Is Yarvin that naive? That credulous? That desperate?
2. Yarvin is supposed to be some kind of computer genius. Has he never watched a large enterprise change its computer system? You don’t rip out the old system and then build a new one. You don’t tear out an old system and put in a new on overnight. You run them side by side long enough to be sure there aren’t any glitches that will poison your employees and customers. Or, you test and retest, and then replace little sections one or two at a time. There’s a plan, there’s testing, and there’s careful attention to outcomes.
Now he’s concerned that people who took his advice to burn everything to the ground are making big mistakes?

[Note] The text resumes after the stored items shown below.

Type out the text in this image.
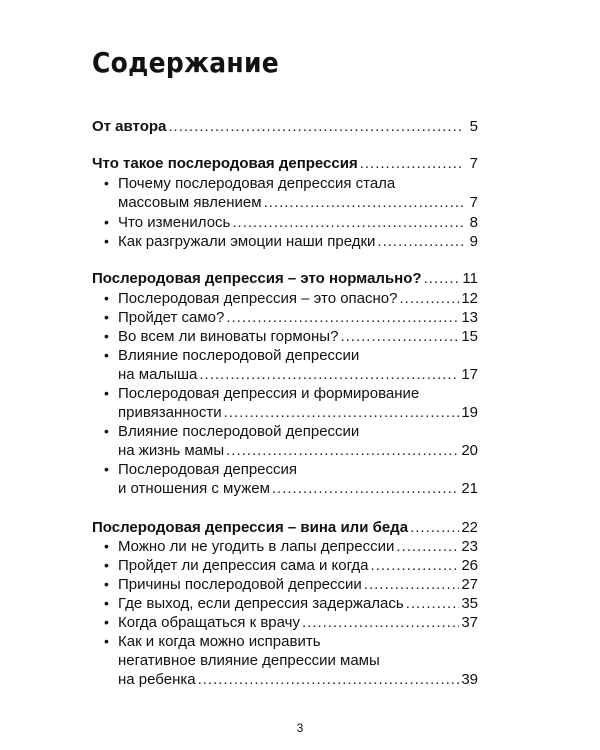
Содержание
От автора .....	5
Что такое послеродовая депрессия .....	7
• Почему послеродовая депрессия стала
массовым явлением .....	7
• Что изменилось .....	8
• Как разгружали эмоции наши предки .....	9
Послеродовая депрессия – это нормально? .....	11
• Послеродовая депрессия – это опасно? .....	12
• Пройдет само? .....	13
• Во всем ли виноваты гормоны? .....	15
• Влияние послеродовой депрессии
на малыша .....	17
• Послеродовая депрессия и формирование
привязанности .....	19
• Влияние послеродовой депрессии
на жизнь мамы .....	20
• Послеродовая депрессия
и отношения с мужем .....	21
Послеродовая депрессия – вина или беда .....	22
• Можно ли не угодить в лапы депрессии .....	23
• Пройдет ли депрессия сама и когда .....	26
• Причины послеродовой депрессии .....	27
• Где выход, если депрессия задержалась .....	35
• Когда обращаться к врачу .....	37
• Как и когда можно исправить
негативное влияние депрессии мамы
на ребенка .....	39
3
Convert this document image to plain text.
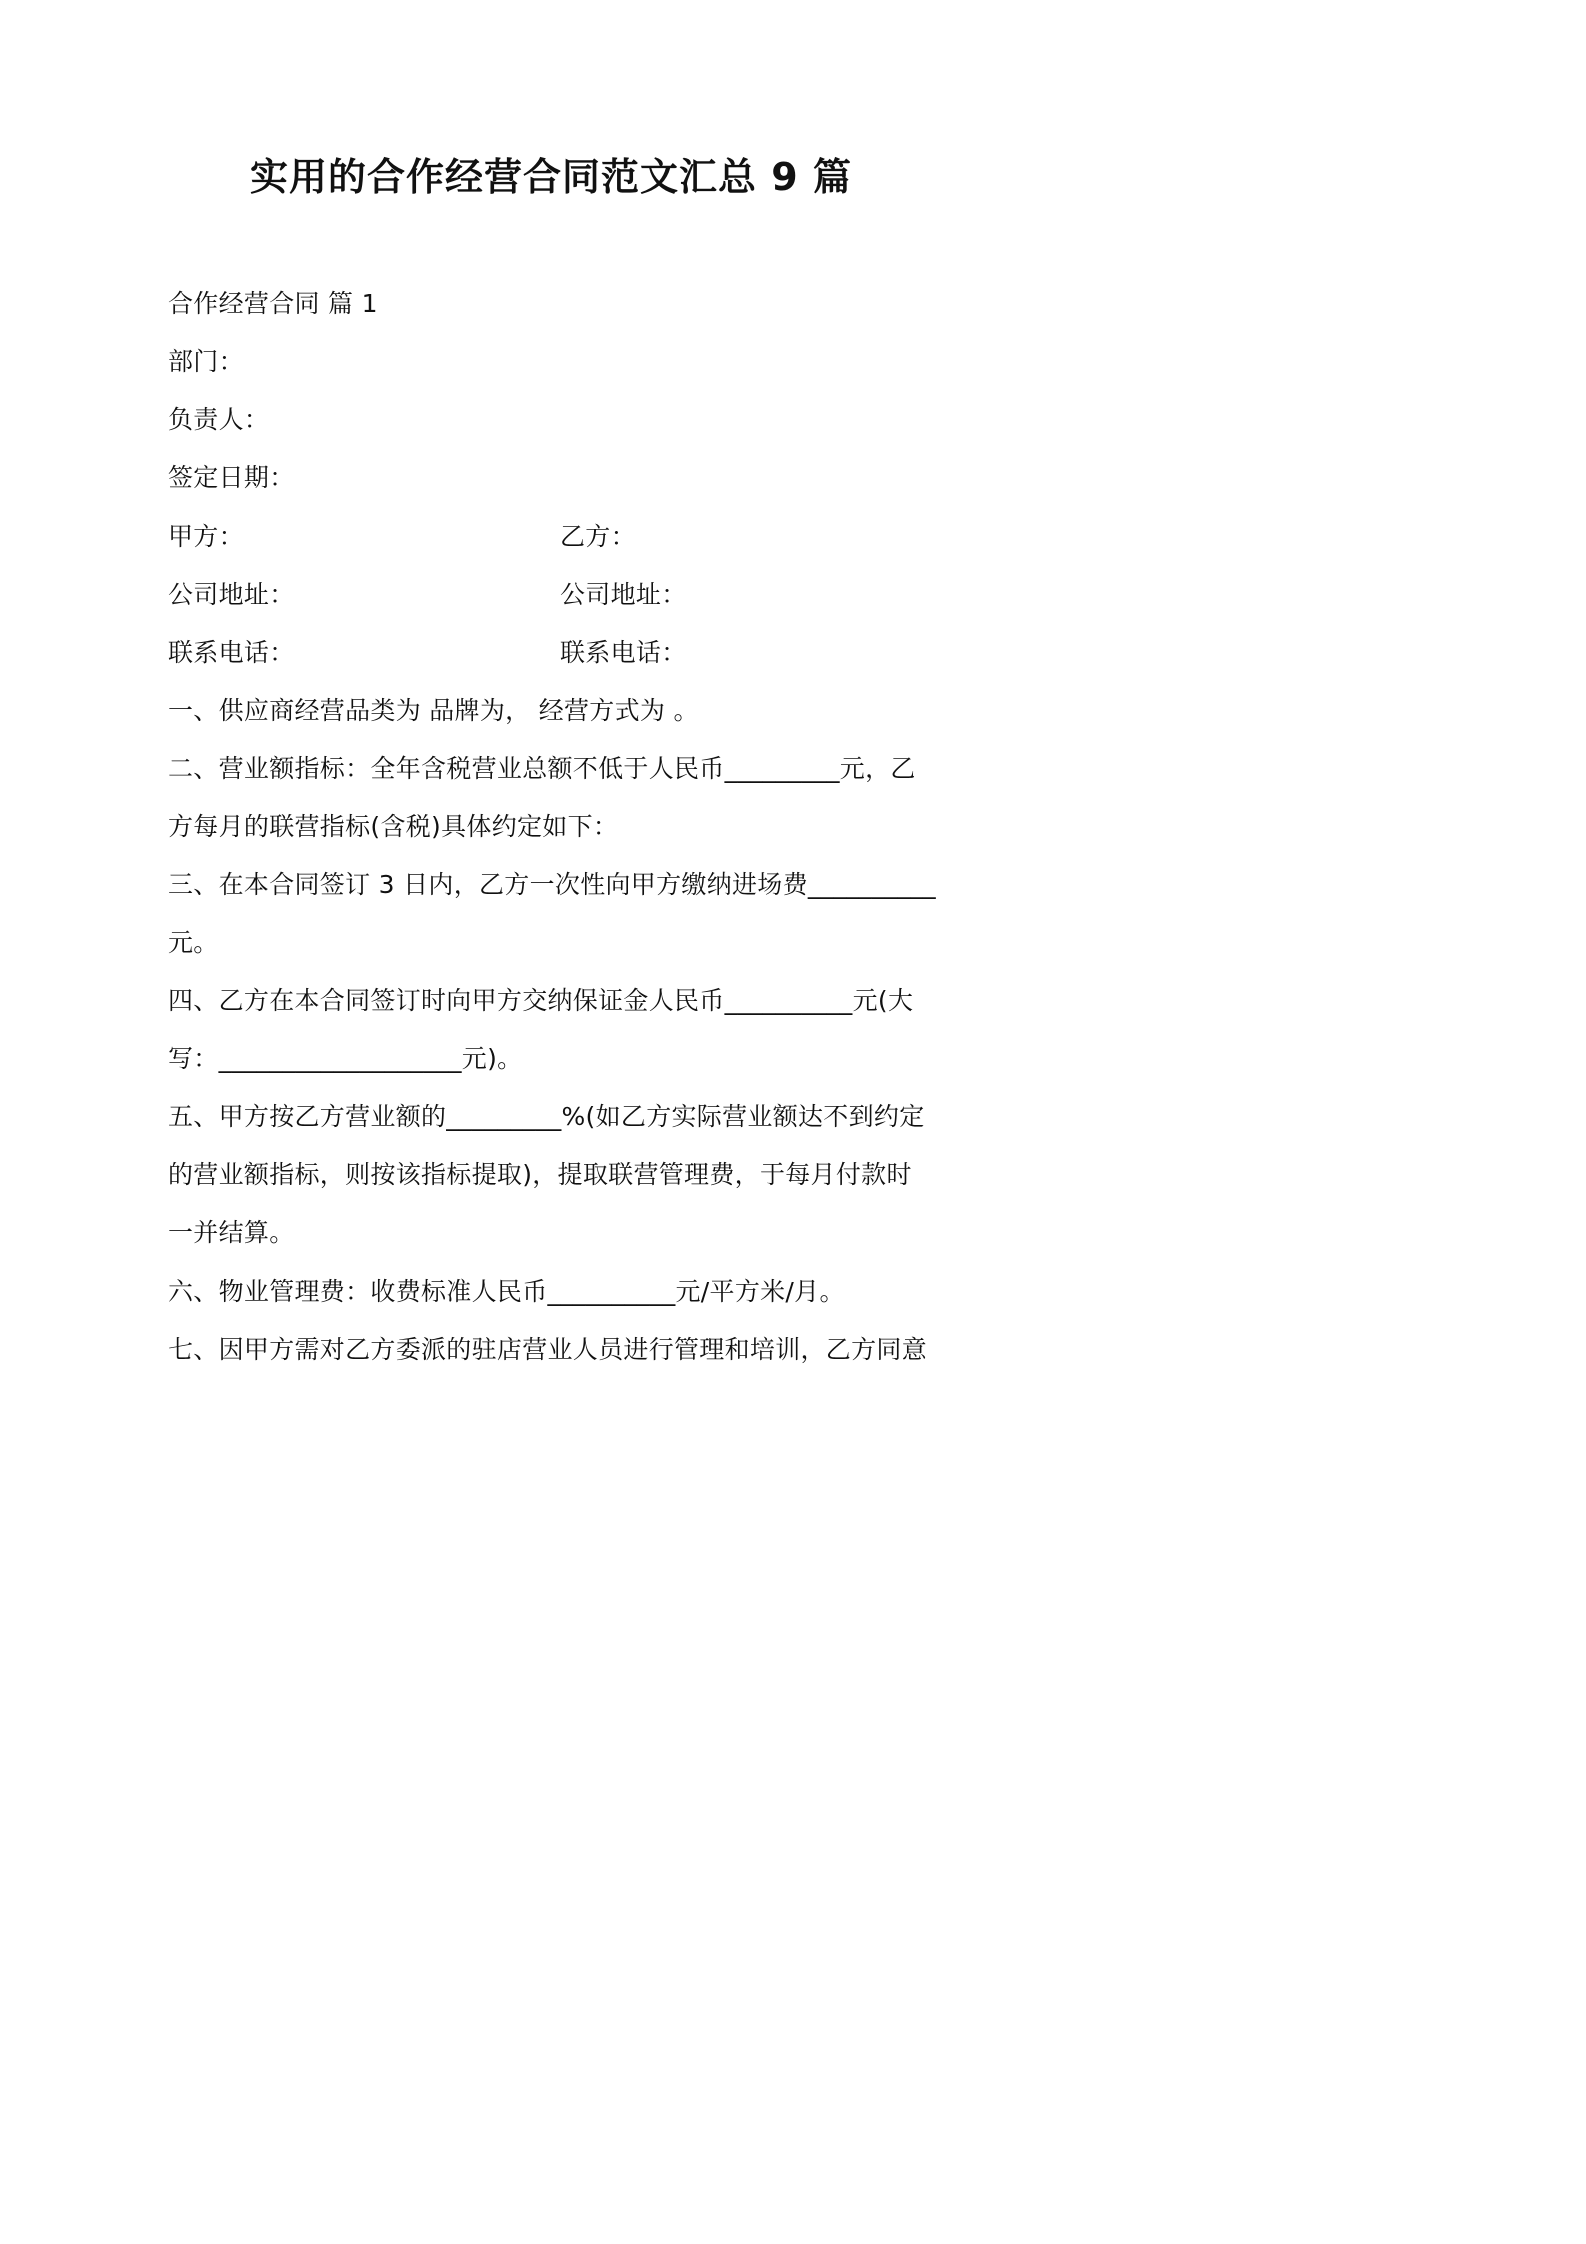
实用的合作经营合同范文汇总 9 篇
合作经营合同 篇 1
部门：
负责人：
签定日期：
甲方：	乙方：
公司地址：	公司地址：
联系电话：	联系电话：
一、供应商经营品类为 品牌为， 经营方式为 。
二、营业额指标：全年含税营业总额不低于人民币_________元，乙
方每月的联营指标(含税)具体约定如下：
三、在本合同签订 3 日内，乙方一次性向甲方缴纳进场费__________
元。
四、乙方在本合同签订时向甲方交纳保证金人民币__________元(大
写：___________________元)。
五、甲方按乙方营业额的_________%(如乙方实际营业额达不到约定
的营业额指标，则按该指标提取)，提取联营管理费，于每月付款时
一并结算。
六、物业管理费：收费标准人民币__________元/平方米/月。
七、因甲方需对乙方委派的驻店营业人员进行管理和培训，乙方同意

3. I think there are problems with our current structure. Yarvin writes about some of them, but never in any sensible context, or with an actual idea about an effective change. For a reasonably sensible discussion see this by Jonathan Chait in The Atlantic. There’s a lot to think about in this article, even for lefties. Among other things, Chait complains about delays caused by citizen activists. He does not point out that the rich and their corporations use the same tactics to delay or overturn rules preventing toxic discharges and other horrors. These delay and destroy tactics have hamstrung government action on almost every front.
4. I’m done with Yarvin. Apparently he thought the Trump team had a plan for remaking the United States in ways that would be better as Yarvin understands better. His lack of contact with reality is unbearable.